The best way to reduce the risk of SUDEP is to reduce the occurrence of convulsive seizures. Taking anti-seizure medications as prescribed is very important.
Suddenly stopping or changing anti-seizure medications is dangerous, as these can provoke seizures and increase the risk of SUDEP. Regular follow up with your child’s neurologist should be done. During your child’s clinic appointments with your child’s neurologist, discuss your child’s SUDEP risk and how to prevent it.
Seizure triggers should be avoided. Children and adults with epilepsy are encouraged to lead a healthy lifestyle, with regular physical activity and modifications that reduce stress and seizure activity.
If the seizures are not controlled by anti-seizure medications, then your neurologist will recommend other measures such as epilepsy surgery, the ketogenic diet and/or neuro-modulation with vagal nerve stimulation or deep brain stimulation. These non-pharmacological measures can help with seizure reduction, which will also contribute to reducing the risk of SUDEP.
SUDEP mostly occurs after a generalized convulsive seizure during sleep, so it is important to have someone at home who can respond in case your child has a seizure.
Some parents may choose to sleep with their child. This is often reassuring for parents in the short term. In the long term, both you and your child will eventually feel the need for some privacy. Other options are to use a baby monitor or to attach a noise device to your younger child or infant at night. This could be a wrist rattle or a bracelet or anklet with a bell attached to it. The noise will alert you to any unusual movements. Seizure alert devices can also be considered.
If you find your child having a seizure, it is important to ensure safety of the child. If they are having a prolonged seizure, you may give a prescribed rescue medication.

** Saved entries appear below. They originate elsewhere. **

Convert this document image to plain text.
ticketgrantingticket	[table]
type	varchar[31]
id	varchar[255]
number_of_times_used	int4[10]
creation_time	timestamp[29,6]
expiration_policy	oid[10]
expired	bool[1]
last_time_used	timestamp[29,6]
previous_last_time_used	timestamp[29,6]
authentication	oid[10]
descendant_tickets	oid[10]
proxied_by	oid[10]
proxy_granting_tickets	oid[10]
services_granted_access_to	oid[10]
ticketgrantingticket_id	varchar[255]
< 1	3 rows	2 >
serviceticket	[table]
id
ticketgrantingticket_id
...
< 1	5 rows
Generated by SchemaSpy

After the seizure ends, put your child on their side (recovery position). If they have turned prone (on their stomach) during the seizure, they must be turned to the side, as there can be breathing problems with the prone position.
If they are not breathing normally after the seizure, call 911.
Family members of children with a high risk of SUDEP should consider getting trained in emergency resuscitation measures, including cardiopulmonary resuscitation (CPR).